Gracias a ti, ya antes
incluso de que pudieras hablar, aquel pequeño, Granola, salvó su vida. Antes de
conocerte yo le hubiese matado a él y a su madre, además de a ese viejo
namekiano. Su madre, Muesli, fue asesinada por gente que hace negocios con el
infame Freezer, que está a punto de aniliquilarnos, pero ellos dos sobrevivieron
y a día de hoy siguen estando vivos. Ojalá algún día les conozcas y puedan ver
lo que yo nunca veré. Al guerrero en que te convertirás, al gran hombre, esposo
y buen padre. Y, ojalá, al asesino de emperador del universo, al liberador de
la galaxia y al redentor de la raza saiyan.

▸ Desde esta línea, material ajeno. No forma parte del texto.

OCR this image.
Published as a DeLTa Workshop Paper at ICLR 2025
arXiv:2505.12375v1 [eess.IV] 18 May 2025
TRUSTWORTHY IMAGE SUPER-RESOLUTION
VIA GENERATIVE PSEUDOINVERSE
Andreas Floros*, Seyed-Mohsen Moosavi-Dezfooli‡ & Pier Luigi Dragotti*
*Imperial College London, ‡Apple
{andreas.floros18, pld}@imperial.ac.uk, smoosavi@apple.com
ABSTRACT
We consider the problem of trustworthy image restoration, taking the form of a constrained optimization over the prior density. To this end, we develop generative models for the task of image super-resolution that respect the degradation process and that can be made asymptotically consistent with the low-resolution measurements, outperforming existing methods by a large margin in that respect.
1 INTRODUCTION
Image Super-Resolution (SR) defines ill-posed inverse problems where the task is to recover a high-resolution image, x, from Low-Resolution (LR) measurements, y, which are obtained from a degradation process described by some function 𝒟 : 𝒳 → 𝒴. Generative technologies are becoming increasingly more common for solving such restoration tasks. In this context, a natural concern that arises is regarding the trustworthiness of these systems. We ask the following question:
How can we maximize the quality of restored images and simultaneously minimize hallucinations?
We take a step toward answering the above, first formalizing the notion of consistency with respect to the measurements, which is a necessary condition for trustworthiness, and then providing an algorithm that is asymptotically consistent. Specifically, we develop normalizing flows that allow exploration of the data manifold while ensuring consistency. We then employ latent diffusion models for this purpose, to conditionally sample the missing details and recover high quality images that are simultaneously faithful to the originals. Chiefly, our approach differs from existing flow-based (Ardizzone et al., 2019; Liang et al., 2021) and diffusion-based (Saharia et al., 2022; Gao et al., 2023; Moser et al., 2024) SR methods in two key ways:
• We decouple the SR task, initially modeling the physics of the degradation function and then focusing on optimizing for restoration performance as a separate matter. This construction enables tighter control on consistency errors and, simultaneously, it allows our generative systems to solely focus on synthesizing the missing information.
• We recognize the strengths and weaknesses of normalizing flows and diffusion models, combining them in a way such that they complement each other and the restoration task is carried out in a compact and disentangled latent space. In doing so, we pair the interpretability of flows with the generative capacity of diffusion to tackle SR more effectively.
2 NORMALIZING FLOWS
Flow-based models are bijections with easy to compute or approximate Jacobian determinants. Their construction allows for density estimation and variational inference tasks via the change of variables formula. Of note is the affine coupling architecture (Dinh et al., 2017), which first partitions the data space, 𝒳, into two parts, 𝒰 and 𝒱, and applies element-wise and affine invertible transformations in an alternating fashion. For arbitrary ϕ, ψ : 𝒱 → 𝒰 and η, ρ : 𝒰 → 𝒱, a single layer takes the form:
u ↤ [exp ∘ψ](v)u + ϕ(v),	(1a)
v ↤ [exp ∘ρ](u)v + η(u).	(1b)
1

Confío en ti, hijo. Y ojalá Raditz te siga en tu camino y no se deje llevar por
sus instintos saiyans. La luz se acerca, pero no me importa. No me rendiré, tal
y como a ella le gustaba. Intento repeler el ataque con la poca fuerza que me
queda. Fracaso.
La luz me envuelve, el ardor en todo mi ser es tan intenso que, a pocos
instantes de morir, dejo de sentir. La luz permanece, el estruendo es
insoportable para los oídos, pero para mí todo se vuelve mudo, y aunque la luz me ciega puedo
ver una última imagen. Nos veo juntos, a los cuatro. Felices, lejos de Freezer,
lejos del planeta Vegeta, tal vez en el planeta Cereal, junto a Granola y
Monite, tal vez en la Tierra, donde te hemos enviado, junto a tu familia y amigos.
Sé que jamás se hará
realidad, pero esta imagen me da paz y, con ella, las lágrimas se liberan al fin.
Sonrío como un imbécil con mi último aliento y, por último, te veo. Veo tu
rostro adulto idéntico al mío, un rostro limpio, sin cicatriz, con semblante serio, pero calmado. Se asoma en ti una
ligera sonrisa y contemplo en tus ojos una pureza inimaginable en alguien de nuestra
estirpe. Incluso observo una ropa naranja y azul, no sé muy bien por qué. Pero eres tú, lo sé, en un futuro mejor que se me ha negado, pero por el que tú lucharás con la intención de protegerlo hasta el final de tus días.
Llegarás lejos, estoy seguro. Y espero que algún día, por remoto que sea, aunque pasen cuarenta años, me conozcas
y puedas quererme como yo te quiero a ti o, al menos, te sientas orgulloso de
tu padre.
Gracias por todo lo que ya has hecho sin ser consciente y por todas las grandes cosas que vas a hacer, Kakarot.